I think your over engineering a bit....

were not exactly shooting for every drop of power in an NA form.... so i think we can eliminate the fancy unit for the moment. If you have some good success or are right on the edge of actually making a record or an amazing pass, then by all means splurge for the goods and make the pass.

Lets drop the cheapo unit down on it, with some mild cleaning up with a dremel if it needs it and lets get the boost to the engine and see what she does. you only want, what........ 350 hp? Sounds like good fuel and 12lbs of boost with a junkyard NA motor. The goal isnt that far off even with only 200 or so cubes. Blow-thru boost is much more efficient then Draw-thru.

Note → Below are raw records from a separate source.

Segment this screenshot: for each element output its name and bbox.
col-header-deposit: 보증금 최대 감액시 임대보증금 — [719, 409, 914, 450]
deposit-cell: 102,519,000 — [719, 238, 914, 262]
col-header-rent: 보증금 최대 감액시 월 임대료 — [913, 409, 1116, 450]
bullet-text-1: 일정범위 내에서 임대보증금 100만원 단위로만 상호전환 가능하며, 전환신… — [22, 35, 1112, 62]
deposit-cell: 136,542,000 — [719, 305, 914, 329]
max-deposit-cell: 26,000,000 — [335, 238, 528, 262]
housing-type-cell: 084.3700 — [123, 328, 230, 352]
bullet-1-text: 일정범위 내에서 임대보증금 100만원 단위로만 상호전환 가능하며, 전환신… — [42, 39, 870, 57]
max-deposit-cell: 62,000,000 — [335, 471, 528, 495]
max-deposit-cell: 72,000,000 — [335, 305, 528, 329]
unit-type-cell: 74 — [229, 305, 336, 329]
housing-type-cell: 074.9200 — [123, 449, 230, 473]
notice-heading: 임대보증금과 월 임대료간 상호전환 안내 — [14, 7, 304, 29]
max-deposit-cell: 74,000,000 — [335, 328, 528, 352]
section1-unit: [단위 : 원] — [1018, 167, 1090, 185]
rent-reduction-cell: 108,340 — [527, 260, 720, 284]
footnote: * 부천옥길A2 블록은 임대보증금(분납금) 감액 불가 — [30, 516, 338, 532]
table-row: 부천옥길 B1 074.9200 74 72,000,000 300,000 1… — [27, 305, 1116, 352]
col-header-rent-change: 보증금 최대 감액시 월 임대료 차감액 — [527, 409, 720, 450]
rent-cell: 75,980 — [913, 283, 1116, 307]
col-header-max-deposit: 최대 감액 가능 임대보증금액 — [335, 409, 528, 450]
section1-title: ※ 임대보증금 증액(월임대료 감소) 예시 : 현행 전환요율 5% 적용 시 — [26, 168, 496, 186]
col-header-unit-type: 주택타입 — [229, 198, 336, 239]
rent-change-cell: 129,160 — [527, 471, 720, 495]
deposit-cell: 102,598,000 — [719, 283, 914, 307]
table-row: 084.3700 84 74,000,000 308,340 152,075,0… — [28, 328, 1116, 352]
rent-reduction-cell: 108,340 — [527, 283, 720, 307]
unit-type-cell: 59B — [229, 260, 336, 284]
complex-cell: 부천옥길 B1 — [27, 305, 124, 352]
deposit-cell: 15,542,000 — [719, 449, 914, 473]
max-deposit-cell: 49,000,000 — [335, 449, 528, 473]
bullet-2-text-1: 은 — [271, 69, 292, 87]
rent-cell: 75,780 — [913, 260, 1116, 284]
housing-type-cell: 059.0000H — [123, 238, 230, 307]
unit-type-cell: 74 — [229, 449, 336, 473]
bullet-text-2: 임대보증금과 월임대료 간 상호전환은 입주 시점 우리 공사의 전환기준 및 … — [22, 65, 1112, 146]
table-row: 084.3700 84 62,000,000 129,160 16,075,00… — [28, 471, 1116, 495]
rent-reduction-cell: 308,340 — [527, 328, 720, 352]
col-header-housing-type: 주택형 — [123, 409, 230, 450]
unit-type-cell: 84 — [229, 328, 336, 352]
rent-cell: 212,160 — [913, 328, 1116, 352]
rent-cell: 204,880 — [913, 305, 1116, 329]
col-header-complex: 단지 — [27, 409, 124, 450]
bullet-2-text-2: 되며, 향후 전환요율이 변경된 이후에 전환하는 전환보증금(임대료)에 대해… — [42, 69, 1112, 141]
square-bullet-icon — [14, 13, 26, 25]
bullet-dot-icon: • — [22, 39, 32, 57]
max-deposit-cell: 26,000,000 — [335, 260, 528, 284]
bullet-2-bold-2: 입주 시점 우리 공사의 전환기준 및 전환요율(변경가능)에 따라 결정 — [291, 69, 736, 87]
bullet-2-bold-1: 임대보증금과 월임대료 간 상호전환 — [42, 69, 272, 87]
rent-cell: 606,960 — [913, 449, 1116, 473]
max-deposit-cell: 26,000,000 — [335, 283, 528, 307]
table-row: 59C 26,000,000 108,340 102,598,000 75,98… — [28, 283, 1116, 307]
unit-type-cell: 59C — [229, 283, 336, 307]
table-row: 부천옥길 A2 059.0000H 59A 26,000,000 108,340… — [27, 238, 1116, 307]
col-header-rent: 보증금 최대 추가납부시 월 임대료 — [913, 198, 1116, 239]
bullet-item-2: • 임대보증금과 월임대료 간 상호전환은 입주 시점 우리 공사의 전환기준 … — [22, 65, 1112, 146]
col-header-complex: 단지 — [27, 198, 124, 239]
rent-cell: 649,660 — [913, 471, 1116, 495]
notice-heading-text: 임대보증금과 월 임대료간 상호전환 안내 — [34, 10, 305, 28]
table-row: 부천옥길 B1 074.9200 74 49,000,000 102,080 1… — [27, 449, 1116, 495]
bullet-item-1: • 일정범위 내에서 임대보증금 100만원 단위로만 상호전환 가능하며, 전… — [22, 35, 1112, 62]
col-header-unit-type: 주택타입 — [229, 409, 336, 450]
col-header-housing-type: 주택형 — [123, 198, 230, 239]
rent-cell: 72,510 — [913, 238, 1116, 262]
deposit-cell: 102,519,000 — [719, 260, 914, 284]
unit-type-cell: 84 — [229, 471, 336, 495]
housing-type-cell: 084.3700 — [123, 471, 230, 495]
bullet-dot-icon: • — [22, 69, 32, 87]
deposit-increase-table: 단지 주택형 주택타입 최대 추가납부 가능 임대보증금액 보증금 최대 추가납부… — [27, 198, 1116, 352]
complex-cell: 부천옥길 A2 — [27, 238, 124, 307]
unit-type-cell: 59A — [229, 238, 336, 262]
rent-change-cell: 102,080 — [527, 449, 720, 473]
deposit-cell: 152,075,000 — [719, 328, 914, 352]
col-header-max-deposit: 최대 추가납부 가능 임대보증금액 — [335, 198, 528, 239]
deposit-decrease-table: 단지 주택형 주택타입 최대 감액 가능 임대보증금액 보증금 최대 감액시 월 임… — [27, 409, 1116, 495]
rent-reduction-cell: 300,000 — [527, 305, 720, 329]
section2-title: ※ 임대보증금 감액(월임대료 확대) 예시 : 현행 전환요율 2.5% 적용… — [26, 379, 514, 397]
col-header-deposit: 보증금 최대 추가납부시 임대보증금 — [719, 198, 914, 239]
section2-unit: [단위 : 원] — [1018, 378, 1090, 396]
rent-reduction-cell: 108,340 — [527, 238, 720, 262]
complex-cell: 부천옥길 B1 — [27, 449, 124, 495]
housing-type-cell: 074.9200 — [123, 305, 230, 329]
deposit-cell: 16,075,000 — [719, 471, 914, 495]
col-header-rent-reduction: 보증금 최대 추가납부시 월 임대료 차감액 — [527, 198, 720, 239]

Think of it as bang for the buck....
 
If you haven't read my post on modifying the 4.1 intake please do. It should help you get the most of of it but if you decide to get rid of the divider you'll need to do a little welding. On my first one I welded over the center EGR posrt which helped quite a bit and if you thread the heads on the outer EGR holes you can plug them pretty easily.;)
 
Updated plan.

4.1L intake modified as a hybrid between Charlie's guide in the sticky and fitting to the underside of the 4 hole adapter. Holley Double Pumper (probably a 600) modified with a milled choke horn, Hanger 18 mods, and an "Air Seal" made by putting a fitting and channels in the adapter plate and feeding pre venturi boost into holes drilled into the throttle shaft bores.

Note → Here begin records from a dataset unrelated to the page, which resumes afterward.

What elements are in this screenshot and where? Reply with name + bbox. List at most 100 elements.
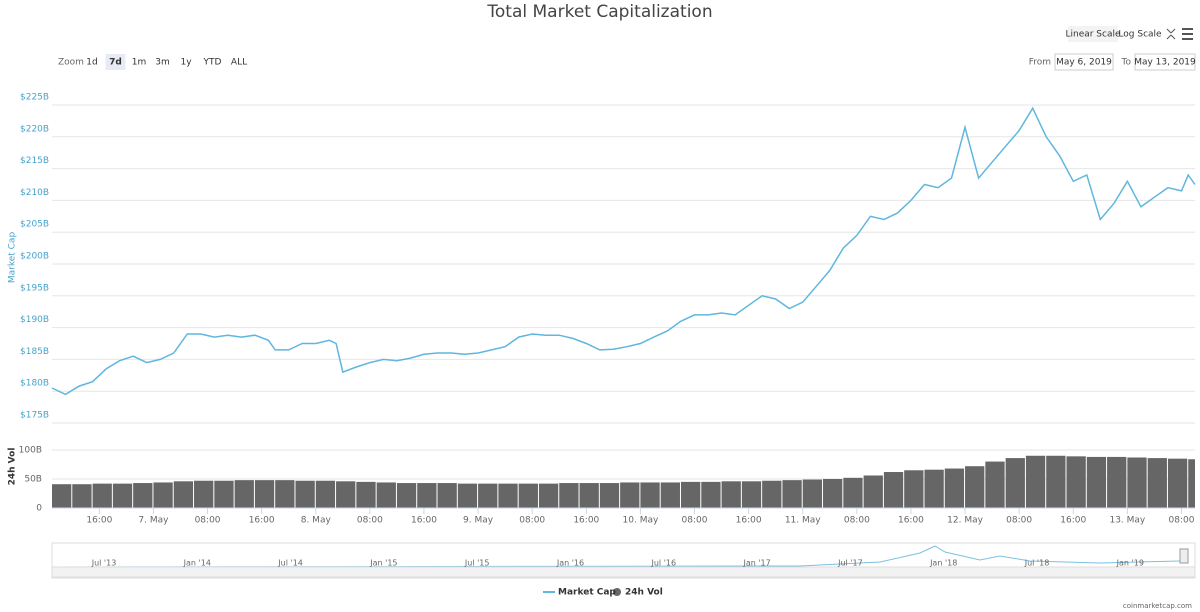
zoom-button[interactable]: 1m <box>132 58 147 68</box>
x-tick-label: 16:00 <box>411 516 437 526</box>
bar <box>1046 455 1066 508</box>
bar <box>965 466 985 508</box>
zoom-button[interactable]: 1y <box>180 58 192 68</box>
y-tick-label: 100B <box>19 445 42 455</box>
bar <box>112 483 133 508</box>
x-tick-label: 08:00 <box>195 516 221 526</box>
bar <box>559 483 579 508</box>
x-tick-label: 16:00 <box>736 516 762 526</box>
y-tick-label: $210B <box>20 188 49 198</box>
menu-icon[interactable] <box>1182 28 1193 40</box>
x-tick-label: 9. May <box>463 516 494 526</box>
bar <box>376 482 396 508</box>
scale-button[interactable]: Linear Scale <box>1065 30 1121 40</box>
x-tick-label: 08:00 <box>357 516 383 526</box>
bar <box>153 482 173 508</box>
bar <box>1086 456 1107 508</box>
zoom-button[interactable]: ALL <box>231 58 247 68</box>
legend-swatch <box>613 588 621 596</box>
navigator[interactable] <box>51 542 1196 579</box>
navigator-label: Jul '14 <box>277 559 303 568</box>
zoom-button-bg[interactable] <box>105 54 126 70</box>
x-tick-label: 7. May <box>138 516 169 526</box>
bar <box>275 480 295 508</box>
navigator-label: Jan '14 <box>183 559 211 568</box>
y-tick-label: $180B <box>20 379 49 389</box>
bar <box>396 483 417 508</box>
bar <box>92 483 112 508</box>
bar <box>883 472 904 508</box>
chart-title: Total Market Capitalization <box>486 2 712 22</box>
zoom-button[interactable]: 3m <box>155 58 170 68</box>
bar <box>701 481 721 508</box>
y-tick-label: $195B <box>20 283 49 293</box>
x-tick-label: 16:00 <box>249 516 275 526</box>
y-tick-label: $225B <box>20 93 49 103</box>
bar <box>234 480 254 508</box>
bar <box>457 483 478 508</box>
bar <box>498 483 518 508</box>
from-input[interactable] <box>1054 53 1114 71</box>
from-label: From <box>1029 58 1051 68</box>
y-tick-label: 50B <box>24 474 42 484</box>
credit: coinmarketcap.com <box>1123 602 1192 610</box>
bar <box>904 470 924 508</box>
navigator-label: Jan '17 <box>742 559 770 568</box>
legend-label[interactable]: 24h Vol <box>625 588 663 598</box>
y-tick-label: $205B <box>20 220 49 230</box>
navigator-label: Jul '15 <box>464 559 490 568</box>
bar <box>417 483 437 508</box>
fullscreen-icon[interactable] <box>1166 28 1176 40</box>
zoom-button[interactable]: YTD <box>203 58 222 68</box>
bar <box>1107 456 1127 508</box>
scale-button-bg[interactable] <box>1068 26 1118 42</box>
y-tick-label: $220B <box>20 124 49 134</box>
bar <box>336 481 356 508</box>
bar <box>985 461 1005 508</box>
to-input[interactable] <box>1134 53 1196 71</box>
x-tick-label: 16:00 <box>573 516 599 526</box>
navigator-label: Jan '16 <box>556 559 584 568</box>
bar <box>538 483 559 508</box>
y-tick-label: $200B <box>20 252 49 262</box>
bar <box>1127 457 1147 508</box>
bar <box>1005 458 1025 508</box>
zoom-label: Zoom <box>58 58 84 68</box>
bar <box>437 483 457 508</box>
bar <box>315 480 336 508</box>
zoom-button[interactable]: 1d <box>86 58 97 68</box>
line <box>51 106 1196 396</box>
x-tick-label: 08:00 <box>682 516 708 526</box>
bar <box>924 469 944 508</box>
bar <box>478 483 498 508</box>
x-tick-label: 12. May <box>947 516 983 526</box>
bar <box>721 481 741 508</box>
y-axis-title: Market Cap <box>8 232 18 284</box>
navigator-label: Jul '16 <box>651 559 677 568</box>
bar <box>173 481 194 508</box>
x-tick-label: 08:00 <box>844 516 870 526</box>
bar <box>52 484 72 508</box>
bar <box>944 468 965 508</box>
bar <box>1167 458 1188 508</box>
bar <box>599 483 620 508</box>
from-date[interactable]: May 6, 2019 <box>1056 58 1112 68</box>
navigator-label: Jul '18 <box>1024 559 1050 568</box>
bar <box>579 483 599 508</box>
bar <box>620 482 640 508</box>
y-axis-title: 24h Vol <box>8 448 18 486</box>
scale-button[interactable]: Log Scale <box>1118 30 1162 40</box>
x-tick-label: 16:00 <box>86 516 112 526</box>
navigator-label: Jan '15 <box>369 559 397 568</box>
bar <box>843 477 863 508</box>
legend-label[interactable]: Market Cap <box>558 588 616 598</box>
y-tick-label: $215B <box>20 156 49 166</box>
navigator-label: Jan '18 <box>929 559 957 568</box>
bar <box>741 481 762 508</box>
y-tick-label: $190B <box>20 315 49 325</box>
to-date[interactable]: May 13, 2019 <box>1134 58 1196 68</box>
zoom-button[interactable]: 7d <box>109 58 122 68</box>
navigator-label: Jul '17 <box>837 559 863 568</box>
navigator-label: Jul '13 <box>91 559 117 568</box>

Been reading up on boost refference power valves and I think I see what Dr Frankenstien is going on about with the CO2 powered valves. It's what the www.turboforums.com calls the "crutch" which is possitive pressure feed into the power valve to open it up under hobbs switch control. There looks like another alternative which is to basically "flip" the power valve around so that instead of being sucked open, it is blown open under boost. Will have to think/tinker with these ideas some but the more I read up, the less intimidated I feel by trying to set up the carb myself with a wideband and a selection of good tools.
 
yea... i do something simular to the crutch.... but a little less to do with boost pressure and more fine tuning. since im draw thru, i dont really need the crutch per-say, but what i do like is i can control my powervalve. if you use a decent enough nitrous controller and solenoids, you can control the ramp, duration and timing of your powervalve. lots of things you can do to make a huge carb streetable.